First, higher prices are not a “tax”, they are the result of supply and demand. As Mr. Samuelson points out throughout his essay, world demand is growing. OPEC has control of a large segment of supply. But OPEC does not have the ability to make us pay its prices. Why didn’t he just alter the sentence and write “better to tax ourselves than let foreigners gouge us through higher prices”? It would’ve been as economically (in)correct.

More importantly, the purpose of a tax on gasoline should never be to limit “unnecessary” driving. Unnecessary to whom? If I go to the store to browse for merchandise I have no intention of buying today, is that unnecessary? If a parent drives his child around to help the child fall asleep, is that unnecessary? If a teenager drives his date around aimlessly for an extra half hour so they can talk longer, is that unnecessary?

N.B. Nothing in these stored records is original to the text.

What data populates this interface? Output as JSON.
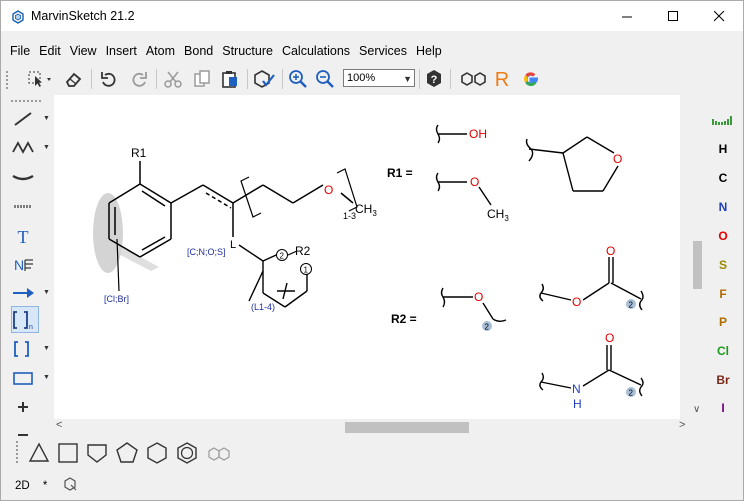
{
  "window": {
    "title": "MarvinSketch 21.2"
  },
  "menu": [
    "File",
    "Edit",
    "View",
    "Insert",
    "Atom",
    "Bond",
    "Structure",
    "Calculations",
    "Services",
    "Help"
  ],
  "toolbar": {
    "zoom_value": "100%"
  },
  "elements": [
    "H",
    "C",
    "N",
    "O",
    "S",
    "F",
    "P",
    "Cl",
    "Br",
    "I"
  ],
  "element_colors": {
    "H": "#000000",
    "C": "#000000",
    "N": "#1f3fbf",
    "O": "#e00000",
    "S": "#9a8a00",
    "F": "#b26b00",
    "P": "#b26b00",
    "Cl": "#1b9a1b",
    "Br": "#7a2a1a",
    "I": "#6a007a"
  },
  "status": {
    "mode": "2D",
    "star": "*"
  },
  "structure": {
    "r1_atom": "R1",
    "r2_atom": "R2",
    "atom_list_top": "[C;N;O;S]",
    "atom_list_bottom": "[Cl;Br]",
    "link_range": "(L1-4)",
    "repeat_range": "1-3",
    "methyl": "CH",
    "methyl_sub": "3",
    "attach_2": "2",
    "attach_1": "1",
    "ring_atom_L": "L",
    "oxygen": "O"
  },
  "rgroups": {
    "r1_label": "R1 =",
    "r2_label": "R2 =",
    "oh": "OH",
    "o": "O",
    "ch3": "CH",
    "ch3_sub": "3",
    "nh_n": "N",
    "nh_h": "H",
    "attach_2": "2"
  }
}
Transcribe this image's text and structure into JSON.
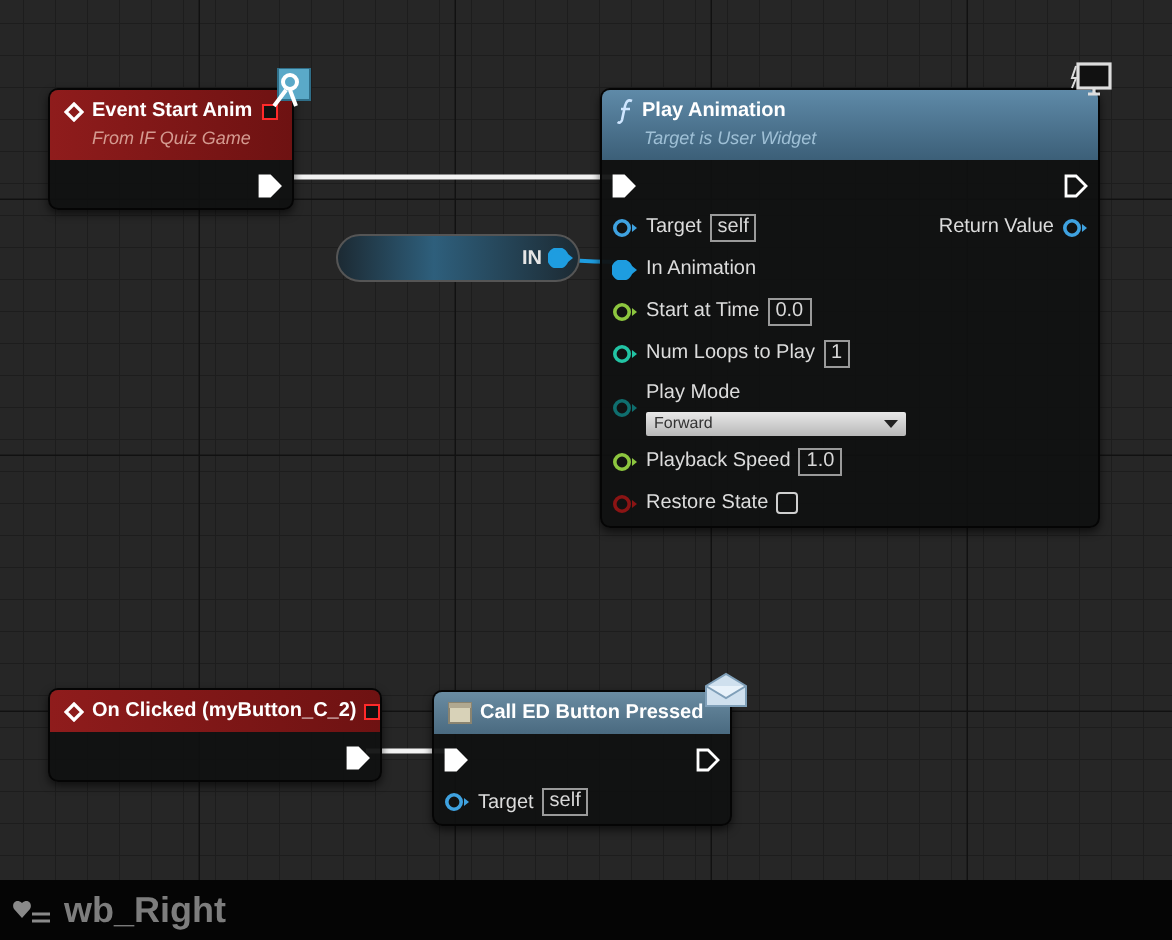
{
  "nodes": [
    {
      "kind": "event",
      "title": "Event Start Anim",
      "subtitle": "From IF Quiz Game",
      "delegate": true,
      "badge": true,
      "outputs": [
        {
          "kind": "exec",
          "connected": true
        }
      ]
    },
    {
      "kind": "function",
      "title": "Play Animation",
      "subtitle": "Target is User Widget",
      "badge": true,
      "inputs": [
        {
          "kind": "exec",
          "connected": true
        },
        {
          "kind": "data",
          "label": "Target",
          "color": "#3fa2e0",
          "connected": false,
          "default": {
            "kind": "text",
            "value": "self"
          }
        },
        {
          "kind": "data",
          "label": "In Animation",
          "color": "#1e9de0",
          "connected": true
        },
        {
          "kind": "data",
          "label": "Start at Time",
          "color": "#8dc63f",
          "connected": false,
          "default": {
            "kind": "text",
            "value": "0.0"
          }
        },
        {
          "kind": "data",
          "label": "Num Loops to Play",
          "color": "#22c4a4",
          "connected": false,
          "default": {
            "kind": "text",
            "value": "1"
          }
        },
        {
          "kind": "data",
          "label": "Play Mode",
          "color": "#0f6e6e",
          "connected": false,
          "default": {
            "kind": "dropdown",
            "value": "Forward"
          }
        },
        {
          "kind": "data",
          "label": "Playback Speed",
          "color": "#8dc63f",
          "connected": false,
          "default": {
            "kind": "text",
            "value": "1.0"
          }
        },
        {
          "kind": "data",
          "label": "Restore State",
          "color": "#8b1414",
          "connected": false,
          "default": {
            "kind": "checkbox",
            "checked": false
          }
        }
      ],
      "outputs": [
        {
          "kind": "exec",
          "connected": false
        },
        {
          "kind": "data",
          "label": "Return Value",
          "color": "#3fa2e0",
          "connected": false
        }
      ]
    },
    {
      "kind": "variable",
      "title": "IN",
      "outputs": [
        {
          "kind": "data",
          "color": "#1e9de0",
          "connected": true
        }
      ]
    },
    {
      "kind": "event",
      "title": "On Clicked (myButton_C_2)",
      "delegate": true,
      "outputs": [
        {
          "kind": "exec",
          "connected": true
        }
      ]
    },
    {
      "kind": "message",
      "title": "Call ED Button Pressed",
      "badge": true,
      "inputs": [
        {
          "kind": "exec",
          "connected": true
        },
        {
          "kind": "data",
          "label": "Target",
          "color": "#3fa2e0",
          "connected": false,
          "default": {
            "kind": "text",
            "value": "self"
          }
        }
      ],
      "outputs": [
        {
          "kind": "exec",
          "connected": false
        }
      ]
    }
  ],
  "tab": {
    "title": "wb_Right"
  }
}
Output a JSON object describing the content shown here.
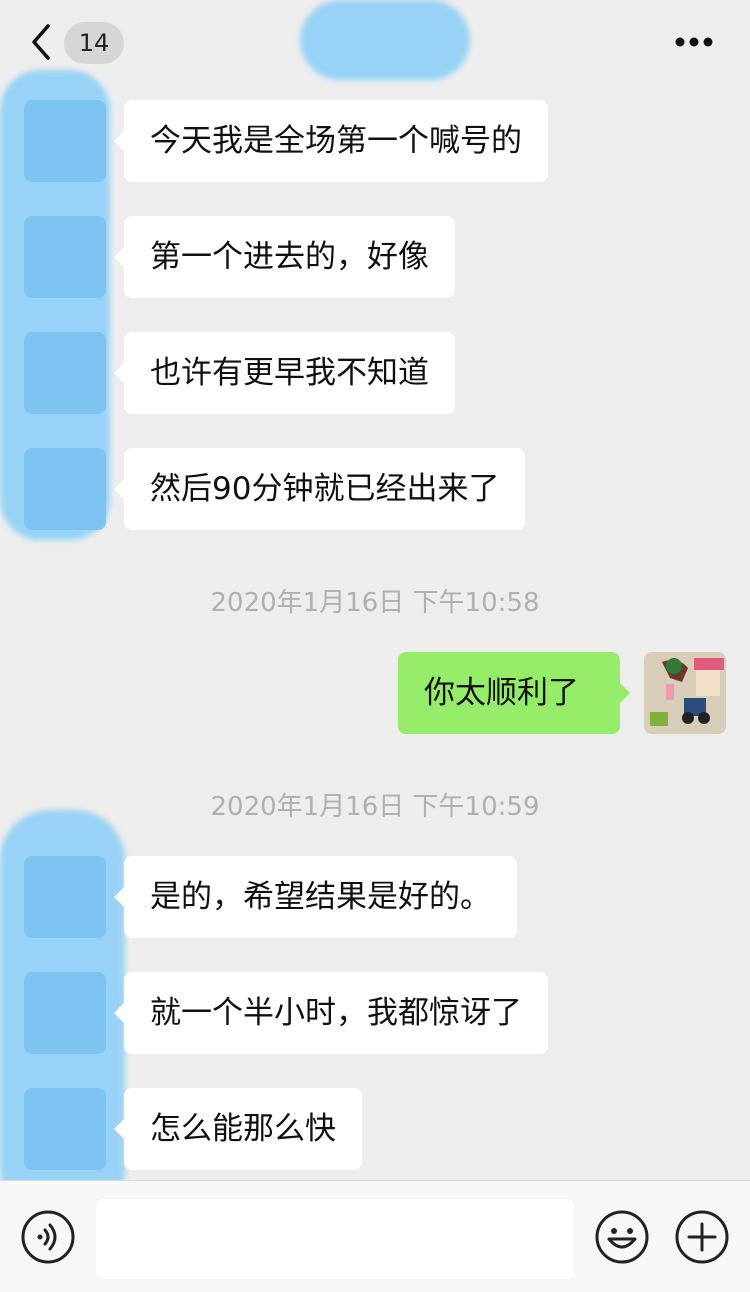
{
  "header": {
    "unread_count": "14"
  },
  "messages": [
    {
      "text": "今天我是全场第一个喊号的"
    },
    {
      "text": "第一个进去的，好像"
    },
    {
      "text": "也许有更早我不知道"
    },
    {
      "text": "然后90分钟就已经出来了"
    }
  ],
  "timestamps": [
    "2020年1月16日 下午10:58",
    "2020年1月16日 下午10:59"
  ],
  "my_message": {
    "text": "你太顺利了"
  },
  "messages2": [
    {
      "text": "是的，希望结果是好的。"
    },
    {
      "text": "就一个半小时，我都惊讶了"
    },
    {
      "text": "怎么能那么快"
    }
  ],
  "input": {
    "value": ""
  },
  "colors": {
    "bubble_self": "#95ec69",
    "bubble_other": "#ffffff",
    "background": "#ededed"
  }
}
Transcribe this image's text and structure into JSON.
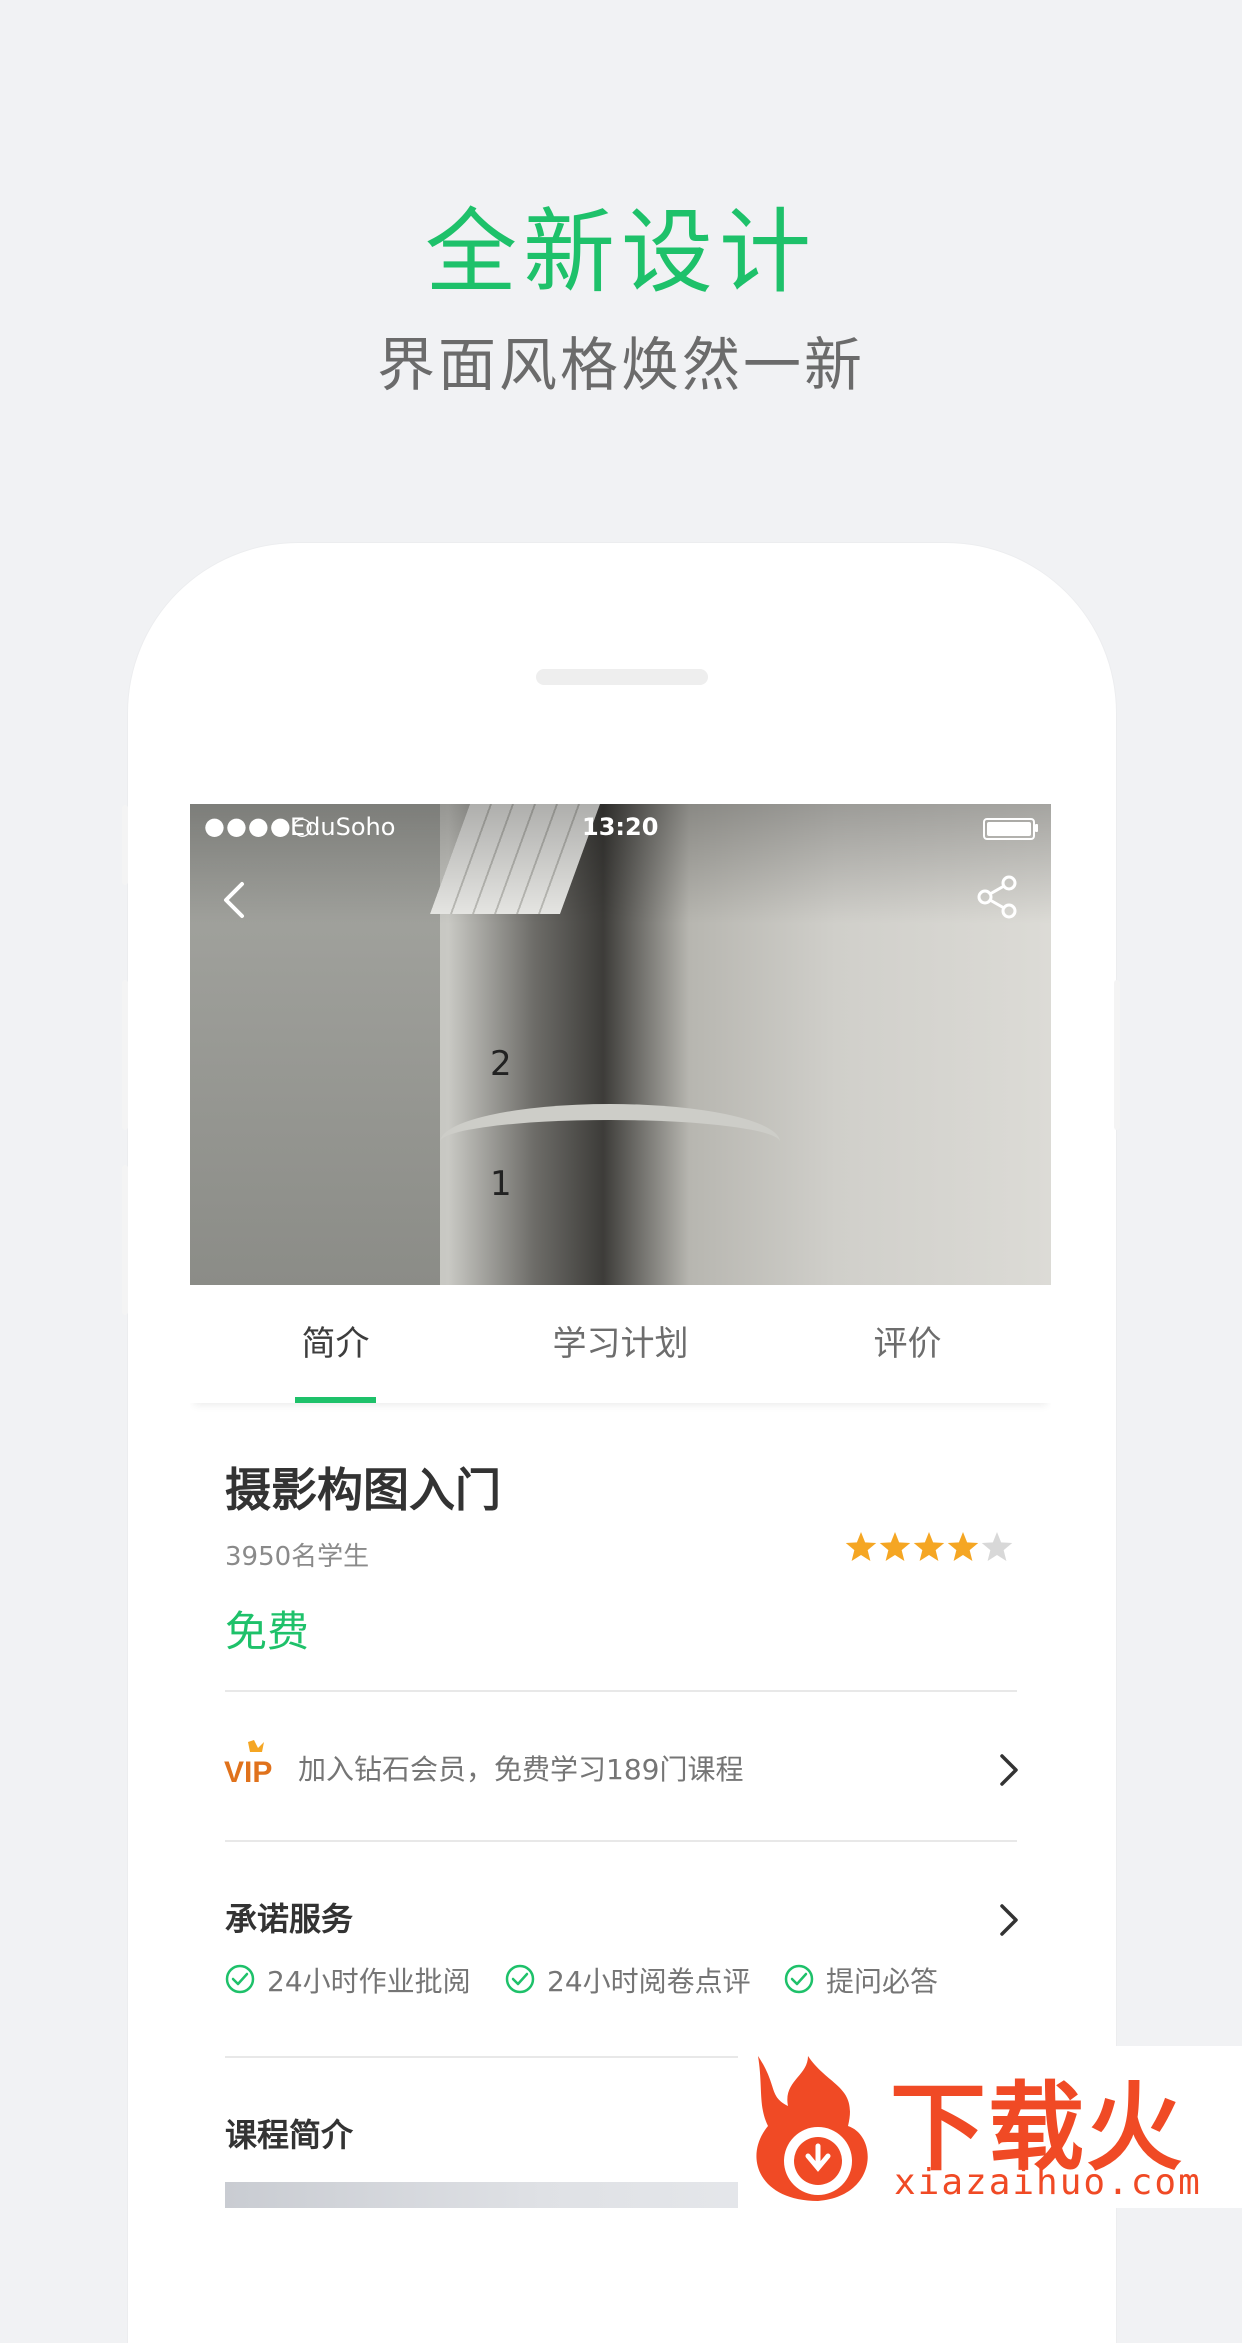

Taxes to achieve subjective ideals is ideology, not valid public policy. The only purpose for a tax – a user fee – is to rectify the negative externalities from the taxed activity. Carbon emission is an externality. Fifteen cents more for a gallon of gasoline from higher demand is not an externality.

The price of a gallon of gasoline should be the result of market forces. Either people value driving or they value money. But each consumer is the only legitimate decision-maker on that choice.